The other pressure was self-inflicted. When I revisit a movie where I cried the first time, I'm always curious to see if the reaction will be the same the second time. In a way, tears are like laughter, as both result from being taken off guard by something the movie is doing, for very different reasons. Just as I don't expect to laugh as hard at a movie on my second time watching it, I don't expect to cry as hard. But if I didn't cry at all during The Whale, what would I be left with?

Although the tears did not flow freely, I did get moist on a couple occasions, which maybe was as much as I could have reasonably hoped. The Whale had a tough act to follow, as my previous year's #1, the cancer family drama Our Friend, actually caused me to cry more on the second viewing than the first. That's basically unprecedented, and unfair to The Whale.

The scene that still got me the most was between Charlie and his ex, played by Samantha Morton. The script prepares you for her to be a boozy asshole, so on both viewings I was utterly taken aback by her emotional generosity in her one powerhouse scene. Like every character in this movie, she's a real person, not a one-dimensional sinner or saint. And the way she refers to the man who stole Charlie away from her, calling him "your friend" with this touch of sentiment and possibly even love, just broke my heart. 

There were scenes that I felt were a little stagey, a little on-the-nose, where I was wrapped up enough in everything not to notice those aspects the first time. Overall, though, if I'd had it to do again, I still would have slotted this ahead of Don't Worry Darling last year. It's still a powerhouse movie with an incredible central performance, and excellent performances around it.

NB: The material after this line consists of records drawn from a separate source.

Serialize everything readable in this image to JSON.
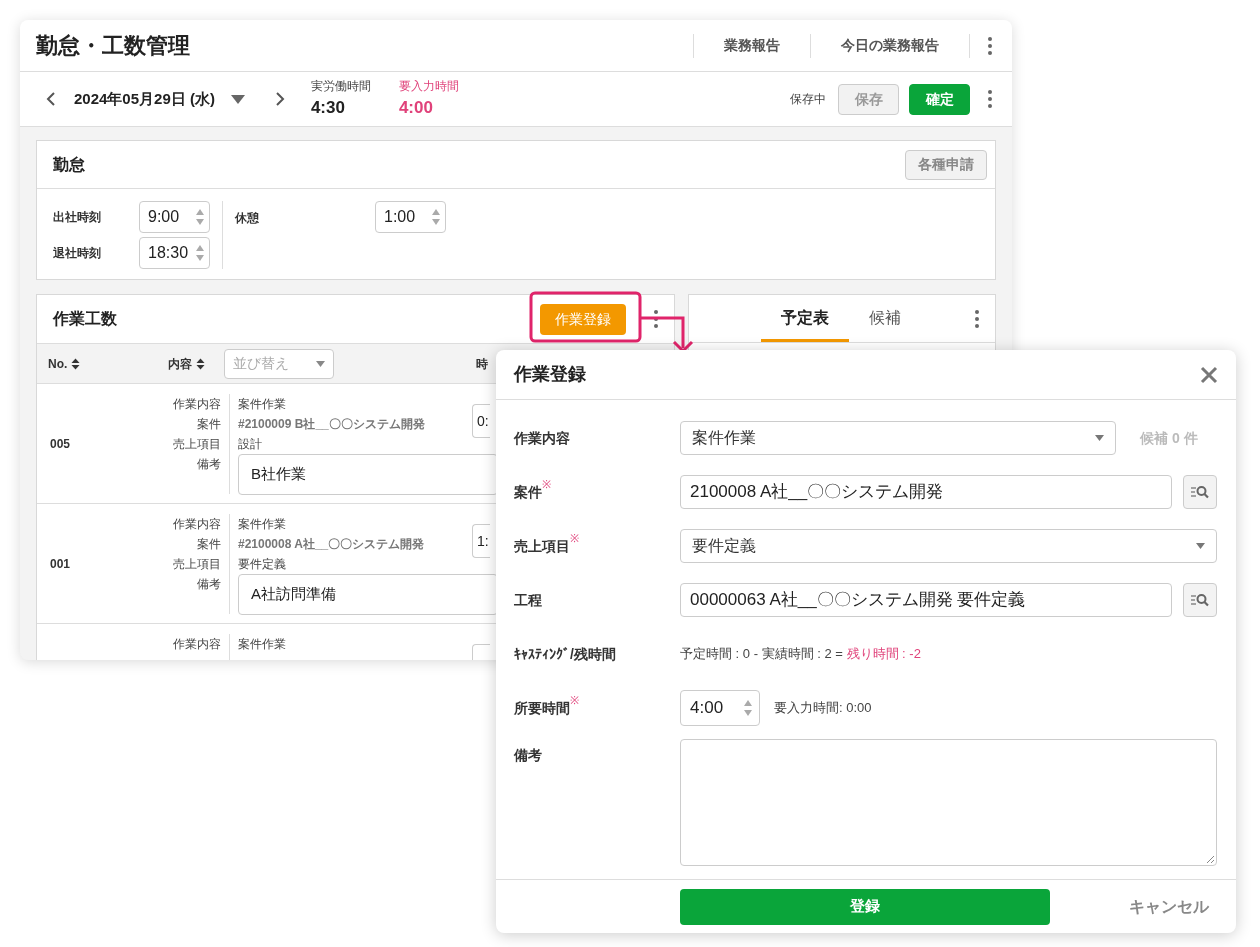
{
  "app": {
    "title": "勤怠・工数管理",
    "header_links": [
      "業務報告",
      "今日の業務報告"
    ]
  },
  "date_bar": {
    "date": "2024年05月29日 (水)",
    "summary": [
      {
        "label": "実労働時間",
        "value": "4:30",
        "alert": false
      },
      {
        "label": "要入力時間",
        "value": "4:00",
        "alert": true
      }
    ],
    "save_status": "保存中",
    "buttons": [
      {
        "label": "保存",
        "kind": "secondary"
      },
      {
        "label": "確定",
        "kind": "primary"
      }
    ]
  },
  "attendance": {
    "title": "勤怠",
    "action": "各種申請",
    "fields": [
      {
        "label": "出社時刻",
        "value": "9:00"
      },
      {
        "label": "退社時刻",
        "value": "18:30"
      }
    ],
    "break": {
      "label": "休憩",
      "value": "1:00"
    }
  },
  "worklog": {
    "title": "作業工数",
    "action": "作業登録",
    "columns": [
      "No.",
      "内容"
    ],
    "sort_placeholder": "並び替え",
    "column_3": "時",
    "rows": [
      {
        "no": "005",
        "fields": [
          {
            "label": "作業内容",
            "value": "案件作業"
          },
          {
            "label": "案件",
            "value": "#2100009 B社__〇〇システム開発"
          },
          {
            "label": "売上項目",
            "value": "設計"
          },
          {
            "label": "備考",
            "value": "B社作業"
          }
        ],
        "time": "0:"
      },
      {
        "no": "001",
        "fields": [
          {
            "label": "作業内容",
            "value": "案件作業"
          },
          {
            "label": "案件",
            "value": "#2100008 A社__〇〇システム開発"
          },
          {
            "label": "売上項目",
            "value": "要件定義"
          },
          {
            "label": "備考",
            "value": "A社訪問準備"
          }
        ],
        "time": "1:"
      },
      {
        "fields": [
          {
            "label": "作業内容",
            "value": "案件作業"
          }
        ]
      }
    ]
  },
  "side_tabs": [
    {
      "label": "予定表",
      "selected": true
    },
    {
      "label": "候補",
      "selected": false
    }
  ],
  "modal": {
    "title": "作業登録",
    "required_mark": "※",
    "fields": [
      {
        "kind": "select",
        "label": "作業内容",
        "required": false,
        "value": "案件作業",
        "note": "候補 0 件"
      },
      {
        "kind": "lookup",
        "label": "案件",
        "required": true,
        "value": "2100008 A社__〇〇システム開発"
      },
      {
        "kind": "select",
        "label": "売上項目",
        "required": true,
        "value": "要件定義"
      },
      {
        "kind": "lookup",
        "label": "工程",
        "required": false,
        "value": "00000063 A社__〇〇システム開発 要件定義"
      },
      {
        "kind": "info",
        "label": "ｷｬｽﾃｨﾝｸﾞ/残時間",
        "required": false,
        "text": "予定時間 : 0 - 実績時間 : 2 = ",
        "alert_text": "残り時間 : -2"
      },
      {
        "kind": "spinner",
        "label": "所要時間",
        "required": true,
        "value": "4:00",
        "note": "要入力時間: 0:00"
      },
      {
        "kind": "textarea",
        "label": "備考",
        "required": false
      }
    ],
    "submit": "登録",
    "cancel": "キャンセル"
  }
}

And on the subject of its fatphobia or lack thereof ... I ultimately come down to this conclusion: If you are ever going to make a movie about a morbidly obese man, you are going to get accusations that the film is repulsed by him. So either the choice is never to make a movie about such a character, or to go beneath the knee jerk reaction and decide to grapple with what the film is actually doing. The film is obviously concerned for Charlie, but not because he "looks gross." It's because the condition of his body is most likely going to kill him, and because it's a reaction to a depression that results both from things he could control and things he could not control. I said it at the time and I say it still: This is a movie about a person, not a body. 

Interestingly, though, it may be no better than my third or fourth favorite Aronofsky movie. I'd definitely place Requiem for a Dream and mother! ahead of it, the latter benefitting from repeat viewings after finishing at #15 in 2017, and the former remaining a singular nightmarish vision of addiction that finished at #13 in 2000. And then don't forget the film that actually won Aronofsky his coveted #1 ranking in 2008, The Wrestler, which remains steady in my appraisals each time I watch it.

In other words, four of Aronofsky's eight feature films are movies I absolutely cherish, with Black Swan and Pi both staking a strong claim to my affections. 

That makes Darren a king in this or any year.